During the ceremony, community members approach the girl to receive her sacred power. She molds the faces of children, conferring blessings of health and beauty. Songs from the Blessingway are sung through the four nights, sometimes numbering in the hundreds, and corn pollen is offered throughout.

The Western Home

After the Hero Twins had slain the monsters and the Glittering World was safe, the Sun desired Changing Woman as his companion. She refused his proposals multiple times, asserting her independence and her right to set the terms. She agreed only when he consented to build her a home in the west, on an island in the Pacific Ocean, a dwelling of turquoise and white shell befitting her status. Even the Sun, bearer of the world's light, could not simply claim her.

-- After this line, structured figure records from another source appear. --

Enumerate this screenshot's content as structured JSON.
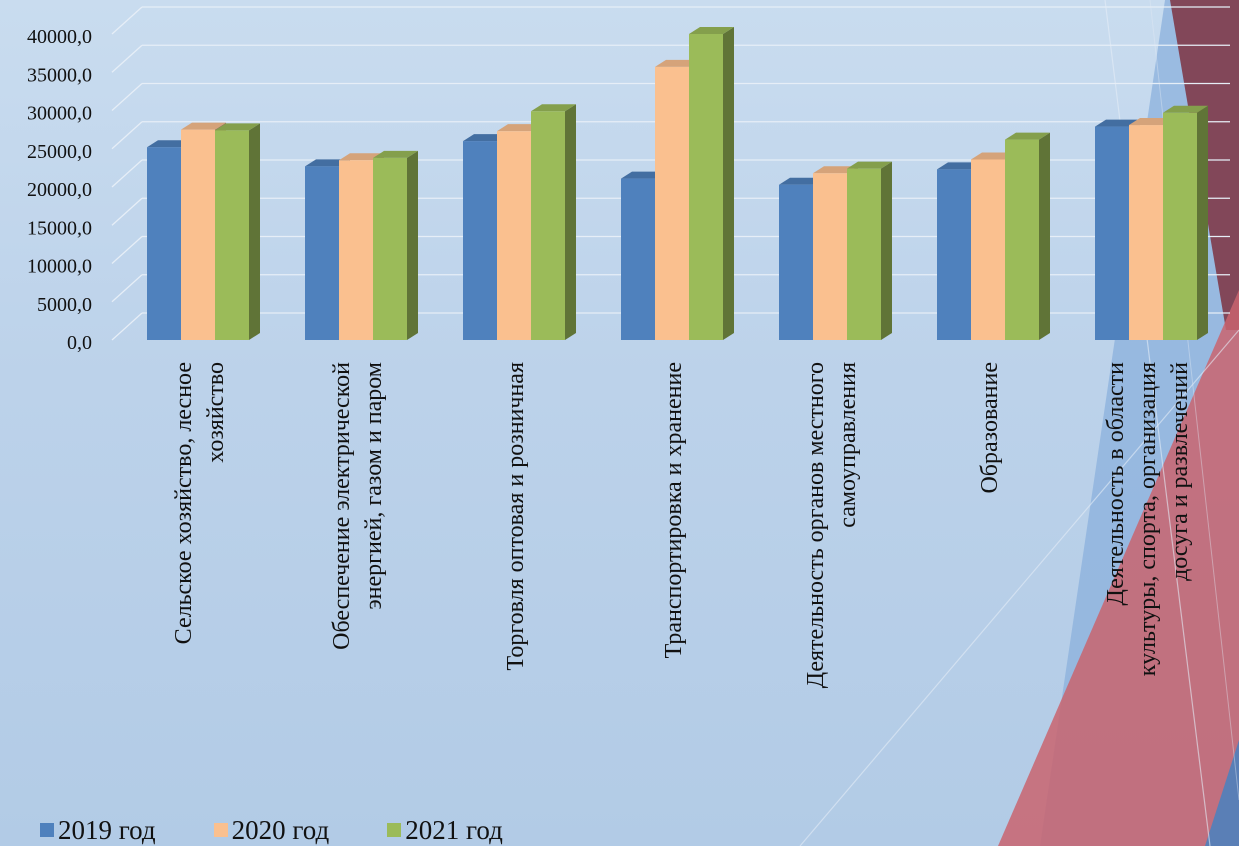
{
  "slide": {
    "accent_dark_red": "#7f3b4a",
    "accent_light_red": "#c9646e",
    "accent_blue": "#8bb0dc"
  },
  "chart_data": {
    "type": "bar",
    "style": "3d-clustered-column",
    "title": "",
    "xlabel": "",
    "ylabel": "",
    "ylim": [
      0,
      40000
    ],
    "y_ticks": [
      "0,0",
      "5000,0",
      "10000,0",
      "15000,0",
      "20000,0",
      "25000,0",
      "30000,0",
      "35000,0",
      "40000,0"
    ],
    "grid": true,
    "legend_position": "bottom-left",
    "categories": [
      [
        "Сельское хозяйство, лесное",
        "хозяйство"
      ],
      [
        "Обеспечение электрической",
        "энергией, газом и паром"
      ],
      [
        "Торговля оптовая и розничная"
      ],
      [
        "Транспортировка и хранение"
      ],
      [
        "Деятельность органов местного",
        "самоуправления"
      ],
      [
        "Образование"
      ],
      [
        "Деятельность в области",
        "культуры, спорта, организация",
        "досуга и развлечений"
      ]
    ],
    "series": [
      {
        "name": "2019 год",
        "color": "#4f81bd",
        "values": [
          25200,
          22700,
          26000,
          21100,
          20300,
          22300,
          27900
        ]
      },
      {
        "name": "2020 год",
        "color": "#fac08f",
        "values": [
          27500,
          23500,
          27300,
          35700,
          21800,
          23600,
          28100
        ]
      },
      {
        "name": "2021 год",
        "color": "#9bbb59",
        "values": [
          27400,
          23800,
          29900,
          40000,
          22400,
          26200,
          29700
        ]
      }
    ]
  }
}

From her western home, Changing Woman continues to govern the seasons. She remains accessible through prayer and ceremony, responding to those who approach with offerings of corn pollen and the proper sacred words. Though she dwells far to the west, her presence fills Navajoland: felt in every spring bloom and every generation of young women who stand in her place during the Kinaaldá and become, for four sacred days, Changing Woman herself.